Marta está
llorando en un sofá. Pasa las hojas de un libro, con la mirada
perdida y con los ojos hinchados. Frente a ella, Juan sonríe
mientras tiene en su poder el Nintendo, todo para él y sólo
para él.
Cuando los padres
entran en el salón de estar y se encuentran con una escena
como la anterior, sienten que algo debe cambiar en sus hijos. ¿Cómo
lograr que sean más generosos, cómo ayudarles para que
aprendan el arte de compartir y de disfrutar al ver a otros felices?
La generosidad
es una de las virtudes humanas más hermosas. El generoso vive
su relación con las cosas desde una perspectiva de condivisión,
de apertura a los demás. No se encierra en sus intereses, no
agota su existencia en la búsqueda del propio placer, en el
acapararlo todo para sí. El generoso descubre las necesidades
del otro, ve las cosas materiales como medios para servir, para dar,
para establecer lazos de amistad.
A todos nos gustaría
vivir así, con las manos abiertas y con un corazón grande.
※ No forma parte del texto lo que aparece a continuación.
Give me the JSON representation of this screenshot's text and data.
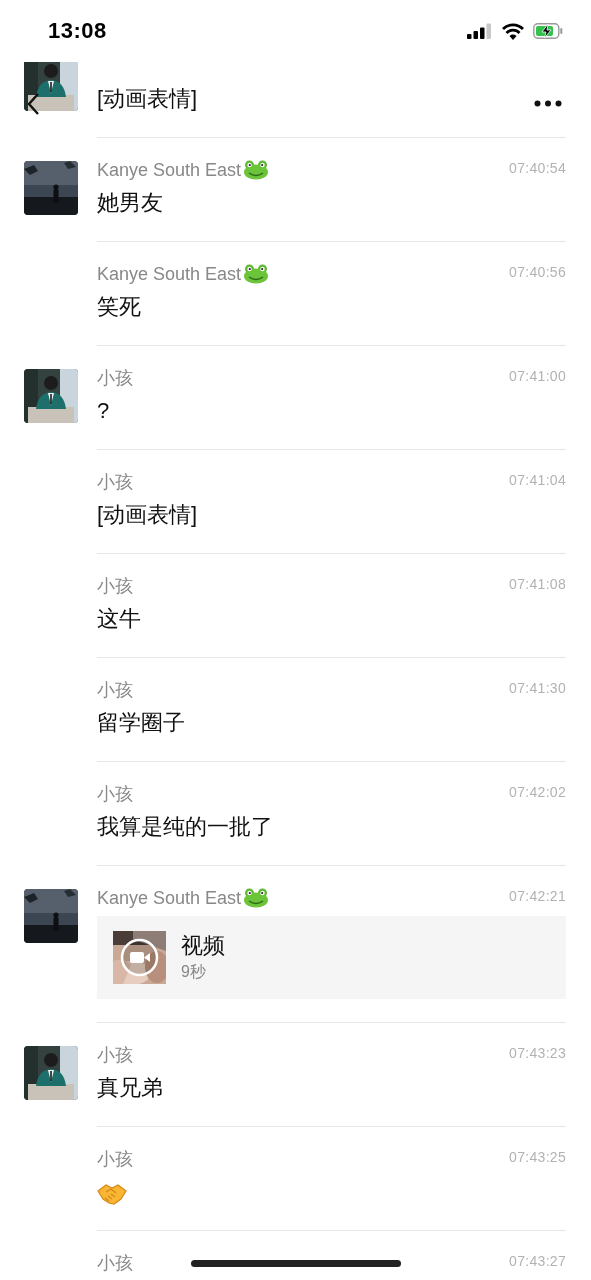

Especialmente a todos nos gustaría poder ofrecer a los hijos
una educación que les permita convertirse en niños (y
futuros adultos) generosos y buenos.
¿Cómo
lograrlo? ¿Qué hacer para que los hijos aprendan a ser
generosos, para que rompan el cerco del egoísmo, para que sepan
vivir sinceramente interesados por los demás?
El primer paso
consiste en el ejemplo. Pensemos en dos familias muy diferentes. En
la primera, los padres hablan continuamente de lo que van a comprar,
de cómo visten los vecinos, del coche nuevo que tiene un amigo.
Además, cuando llegan a casa él o ella (o los dos) buscan
ansiosamente el periódico, o la revista, o el libro, o el programa
favorito. Si el otro o la otra han ocupado el diván más
cómodo, quien ha “perdido” manifiesta que se siente
triste y ofendido, mientras la parte ganadora disfruta de modo egoísta
su victoria. Es de suponer que los hijos que viven en hogares como
el anterior configuran su mente y su corazón según la
ley de “primero yo y caiga el mundo”; es decir: se acostumbran
a buscar siempre la satisfacción de sus deseos, incluso cuando
saben que pueden provocar pena o dolor en otros.
En la segunda
familia, los padres saben ceder continuamente el paso, sirven la comida
primero al otro, dejan el periódico o el libro a quien lo pide,
o simplemente cuando ven entrar en casa al esposo o la esposa dejan
todo para saludarle. Si ha llegado un poco más de dinero al
hogar, piensan en seguida en ayudar a algún familiar necesitado,
o incluso a un vecino pobre que no sabe cómo solucionar el
problema de las goteras. Al salir de compras, están más
pendientes de satisfacer al otro o a los hijos que en conseguir lo
que más les gusta. Al pasar junto a un auténtico pobre
saben ofrecerle una sonrisa o una pequeña ayuda. Y en el tren
no dudan un momento en dejar el propio asiento a alguna persona mayor
que lo necesita de verdad.
Los hijos que
viven en este segundo tipo de hogares “respiran” un clima
de generosidad y de grandeza de corazón que penetra en sus
almas. Descubren así que las cosas materiales valen en tanto
en cuanto se reparten, se ofrecen a los otros. Perciben que el tiempo
no es para satisfacer los propios caprichos, sino para estar junto
a quien nos pide una mano. Valoran la vida no en cuanto sucesión
de momentos de egoísmo que nos empobrecen, sino como camino
hacia el altruismo, que nos hace ser más buenos con todos.
El segundo paso,
que necesita estar acompañado por el ejemplo, consiste en ofrecer
pequeñas enseñanzas, con palabras o con acciones, a
los hijos para que entren en el mundo de la generosidad.
No hay que extrañarse
de que un hijo de dos años sienta envidia cuando nace un hermanito.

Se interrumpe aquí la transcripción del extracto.